Frost in Derry

The Magoon Place

R. Frost has moved upon the Magoon Place which he recently bought. He has a flock of nearly 300 Wyandotte fowls.

-- Derry News, October 5, 1900

Quoted in Robert Frost: A Life (2007), page 72.
MagoonFarmDetail.jpg
Detail of map indicating the farm owned by S. Magoon from Derry, Rockingham Co. Seabrook, Rockingham Co. Rye, Rockingham Co. (with) Star Island, Gosport Ward, town of Rye (1892)

 

See the complete map

 

William Prescott (W. P.) Frost, the paternal grandfather of Robert Frost, bought the farm known as "The Magoon Place" for Robert Frost and his family to use. The offer was conditional, however.

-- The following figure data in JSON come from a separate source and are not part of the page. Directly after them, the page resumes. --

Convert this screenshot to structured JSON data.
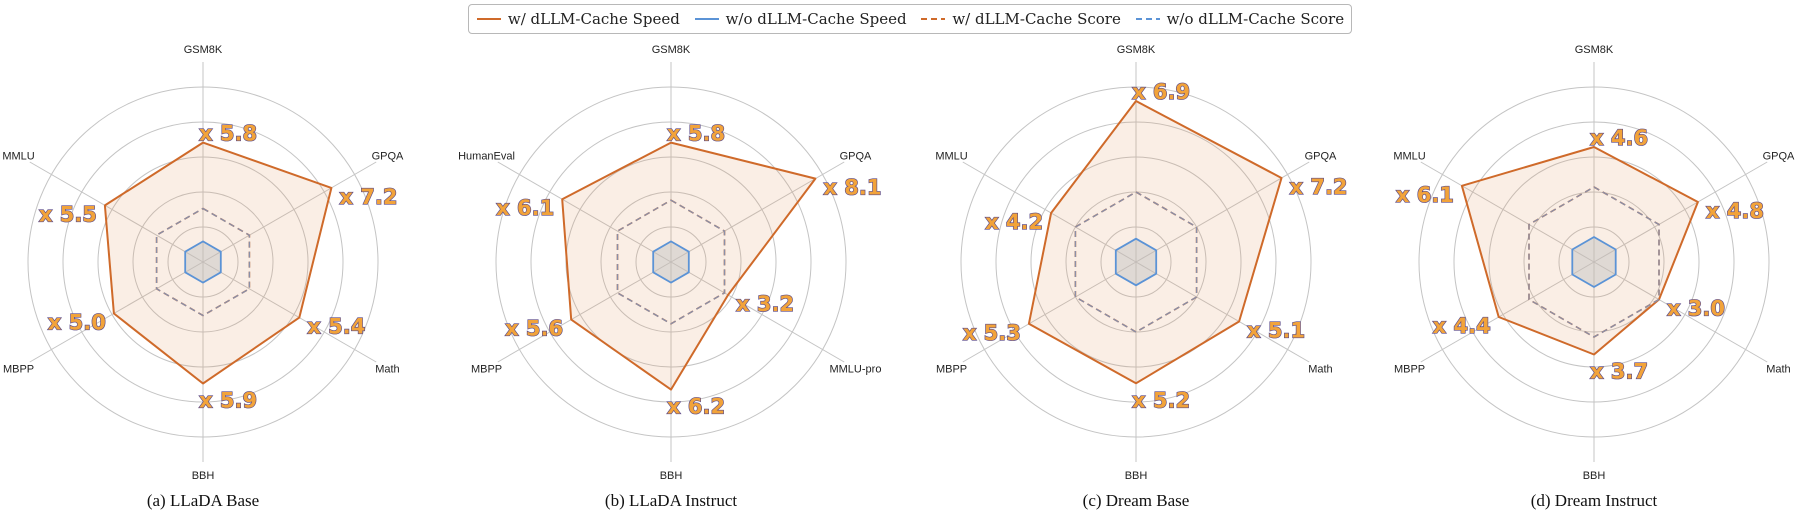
{
  "legend": [
    {
      "label": "w/  dLLM-Cache Speed",
      "color": "#cf6a2a",
      "dash": false
    },
    {
      "label": "w/o dLLM-Cache Speed",
      "color": "#5b93d6",
      "dash": false
    },
    {
      "label": "w/  dLLM-Cache Score",
      "color": "#cf6a2a",
      "dash": true
    },
    {
      "label": "w/o dLLM-Cache Score",
      "color": "#5b93d6",
      "dash": true
    }
  ],
  "chart_data": [
    {
      "type": "radar",
      "title": "(a) LLaDA Base",
      "axes": [
        "GSM8K",
        "GPQA",
        "Math",
        "BBH",
        "MBPP",
        "MMLU"
      ],
      "speedup_labels": [
        "x 5.8",
        "x 7.2",
        "x 5.4",
        "x 5.9",
        "x 5.0",
        "x 5.5"
      ],
      "series": [
        {
          "name": "w/  dLLM-Cache Speed",
          "values": [
            5.8,
            7.2,
            5.4,
            5.9,
            5.0,
            5.5
          ]
        },
        {
          "name": "w/o dLLM-Cache Speed",
          "values": [
            1,
            1,
            1,
            1,
            1,
            1
          ]
        },
        {
          "name": "w/  dLLM-Cache Score",
          "values": [
            2.6,
            2.6,
            2.6,
            2.6,
            2.6,
            2.6
          ]
        },
        {
          "name": "w/o dLLM-Cache Score",
          "values": [
            2.6,
            2.6,
            2.6,
            2.6,
            2.6,
            2.6
          ]
        }
      ],
      "rmax": 8.5,
      "grid_rings": 5
    },
    {
      "type": "radar",
      "title": "(b) LLaDA Instruct",
      "axes": [
        "GSM8K",
        "GPQA",
        "MMLU-pro",
        "BBH",
        "MBPP",
        "HumanEval"
      ],
      "speedup_labels": [
        "x 5.8",
        "x 8.1",
        "x 3.2",
        "x 6.2",
        "x 5.6",
        "x 6.1"
      ],
      "series": [
        {
          "name": "w/  dLLM-Cache Speed",
          "values": [
            5.8,
            8.1,
            3.2,
            6.2,
            5.6,
            6.1
          ]
        },
        {
          "name": "w/o dLLM-Cache Speed",
          "values": [
            1,
            1,
            1,
            1,
            1,
            1
          ]
        },
        {
          "name": "w/  dLLM-Cache Score",
          "values": [
            3.0,
            3.0,
            3.0,
            3.0,
            3.0,
            3.0
          ]
        },
        {
          "name": "w/o dLLM-Cache Score",
          "values": [
            3.0,
            3.0,
            3.0,
            3.0,
            3.0,
            3.0
          ]
        }
      ],
      "rmax": 8.5,
      "grid_rings": 5
    },
    {
      "type": "radar",
      "title": "(c) Dream Base",
      "axes": [
        "GSM8K",
        "GPQA",
        "Math",
        "BBH",
        "MBPP",
        "MMLU"
      ],
      "speedup_labels": [
        "x 6.9",
        "x 7.2",
        "x 5.1",
        "x 5.2",
        "x 5.3",
        "x 4.2"
      ],
      "series": [
        {
          "name": "w/  dLLM-Cache Speed",
          "values": [
            6.9,
            7.2,
            5.1,
            5.2,
            5.3,
            4.2
          ]
        },
        {
          "name": "w/o dLLM-Cache Speed",
          "values": [
            1,
            1,
            1,
            1,
            1,
            1
          ]
        },
        {
          "name": "w/  dLLM-Cache Score",
          "values": [
            3.0,
            3.0,
            3.0,
            3.0,
            3.0,
            3.0
          ]
        },
        {
          "name": "w/o dLLM-Cache Score",
          "values": [
            3.0,
            3.0,
            3.0,
            3.0,
            3.0,
            3.0
          ]
        }
      ],
      "rmax": 7.5,
      "grid_rings": 5
    },
    {
      "type": "radar",
      "title": "(d) Dream Instruct",
      "axes": [
        "GSM8K",
        "GPQA",
        "Math",
        "BBH",
        "MBPP",
        "MMLU"
      ],
      "speedup_labels": [
        "x 4.6",
        "x 4.8",
        "x 3.0",
        "x 3.7",
        "x 4.4",
        "x 6.1"
      ],
      "series": [
        {
          "name": "w/  dLLM-Cache Speed",
          "values": [
            4.6,
            4.8,
            3.0,
            3.7,
            4.4,
            6.1
          ]
        },
        {
          "name": "w/o dLLM-Cache Speed",
          "values": [
            1,
            1,
            1,
            1,
            1,
            1
          ]
        },
        {
          "name": "w/  dLLM-Cache Score",
          "values": [
            3.0,
            3.0,
            3.0,
            3.0,
            3.0,
            3.0
          ]
        },
        {
          "name": "w/o dLLM-Cache Score",
          "values": [
            3.0,
            3.0,
            3.0,
            3.0,
            3.0,
            3.0
          ]
        }
      ],
      "rmax": 7.0,
      "grid_rings": 5
    }
  ]
}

Robert could take ownership of the property only after he lived in the house and farmed the land for ten years.

Robert Frost House by grongar, on Flickr

Excerpt of the transfer of The Magoon Place from its then current owner, Edmund Y. Harwood to W. P. Frost

Recorded in the Rockingham County (New Hampshire) Registries of Deeds, Book 578, Page 160.

The 30-acre property contained two parcels. The first was described as "a certain parcel of land, situate in said Derry bounded as follows. Beginning at the Southwest corner of the premises on the Easterly side of the Londonderry Turnpike at land of Joseph Klein, thence Northerly, by said Turnpike to land of Sarah J. Upton, thence Easterly by said Upton land about sixteen rods to a stake and stones to a corner of the wall at said Upton's land, thence Southerly by said Upton land ten rods to another square corner of said land at a wall, thence Easterly by said Upton land to a corner of the wall at land of said Klein, thence Southerly by said Klein's land to a corner of the wall, thence Westerly by said Klein land to the place begun at; containing thirteen acres more or less."

W.P. Frost paid $1,725 for the property on September 25, 1900.

In addition to the thirty acres of land, it included a three-bedroom farmhouse. The structure conformed to a type common in New England called a connected farm, described by Thomas C. Hubka as containing a "big house, little house, back house, barn."

(Big House, Little House, Back House, Barn: The Connected Farm Buildings of New England, 2004).